Proklamasi Presiden Truman 1945 tentang “Continental Shelf”.
Pada tanggal 28 September 1945 Presiden Amerika Serikat Harry S. Truman mengeluarkan pernyataan tentang  klaim Pemerintah Amerika Serikat atas “continental shelf” yang berbatasan dengan pantai Amerika Serikat.
Dari penjelasan yang  dikeluarkan  bersama dengan Proklamasi Truman  tersebut yang mendorong diadakannya proklamasi tersebut adalah kebutuhan untuk  mencadangkan kekayaan mineral terutama minyak bumi untuk kepentingan Amerika  Serikat dan mengatur exploitasi dengan sebaik-baiknya.
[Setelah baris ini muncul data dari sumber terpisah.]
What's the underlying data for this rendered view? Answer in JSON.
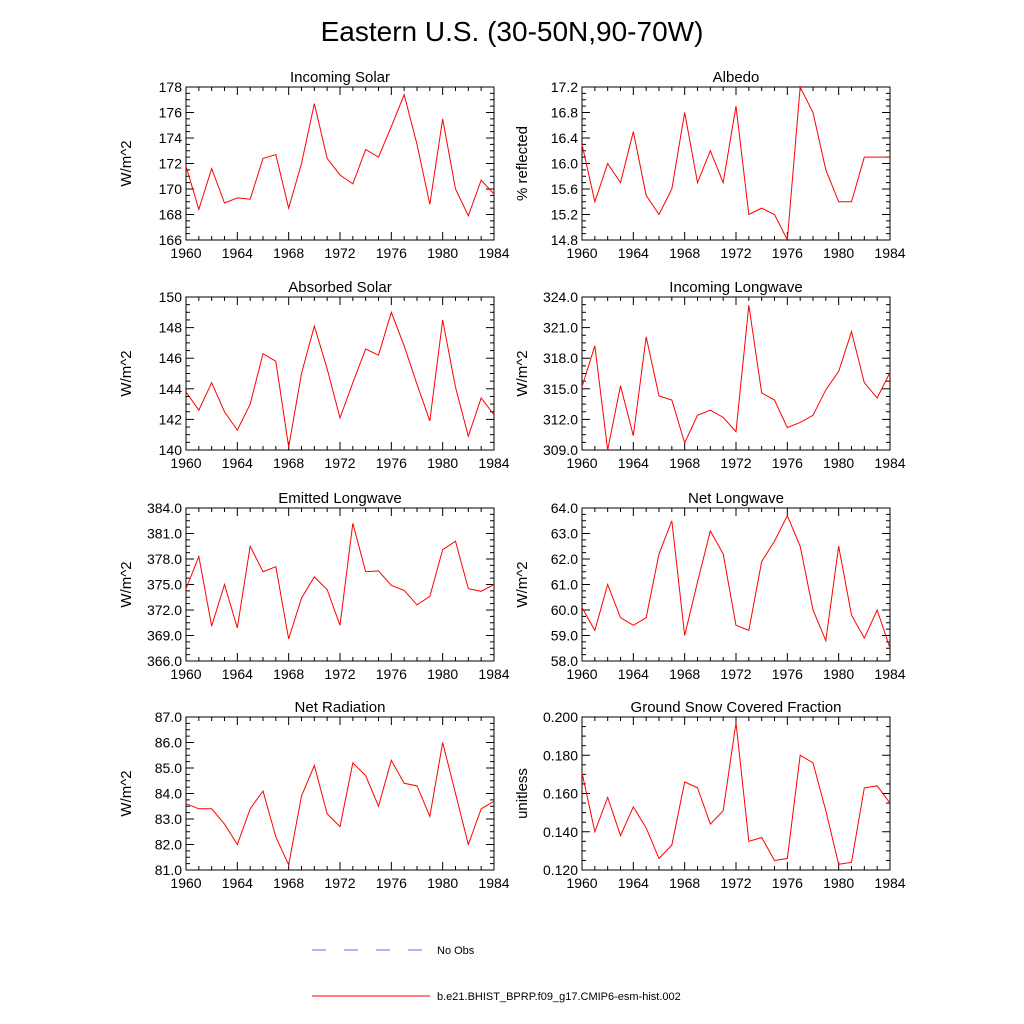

Dari hasil penelitian dapat diperoleh keyakinan, bahwa daerah seluas 760.000 mil persegi di “continental shelf”  atau daerah di bawah permukaan laut, yang berbatasan dengan pantai Amerika  Serikat mengandung banyak cadangan-cadangan minyak bumi dan mineral lainnya  dan didukung oleh teknik pengeboran lepas pantai yang memungkinkan pengambilan  atau penggalian sumber-sumber kekayaan alam tersebut.
Adapun landasan teori yang dikemukakan Amerika Serikat untuk mengambil tindakan tersebut, karena “continental shelf” dapat dianggap sebagai kelanjutan  alamiah (“natural prolongation”) daripada wilayah  daratan Amerika Serikat dan  bagaimanapun usaha-usaha untuk mengolah kekayaan yang terkandung di dalamnya memerlukan kerjasama dan perlindungan dari pantai, dan berada di  bawah yurisdiksi dan kontrolnya. Tindakan Amerika Serikat ini  tidak mengganggu  kebebasan pelayaran di laut lepas yang  berada di atas continental shelf.  Dan  menegaskan bahwa kedaulatan atau  yurisdiksi penuh tetap terbatas pada laut  teritorial  3 mil. (lihat, Mochtar, Bunga Rampai .., hal. 109-110).
Dengan memperhatikan konfigurasi dasar laut sebagaimana yang telah dijelaskan, maka doktrin Truman mengenai “continental shelf” ini merupakan  tonggok sejarah dalam perkembangan hukum laut yang didasarkan atas pengertian  geologis “continental shelf” atau dataran kontinen. Pada waktu itu Presiden Truman  belum  lagi  menentukan kriteria apa yang dinamakan dengan “continental shelf”  tersebut, tapi menegaskan Amerika Serikat  tidak menuntut “continental shelf”  sebagai wilayah Amerika Serikat, melainkan hanya menuntut kekayaan alamnya,  dan status perairan di atasnya tetap sebagai laut lepas (Mochtar, hal. 84-85).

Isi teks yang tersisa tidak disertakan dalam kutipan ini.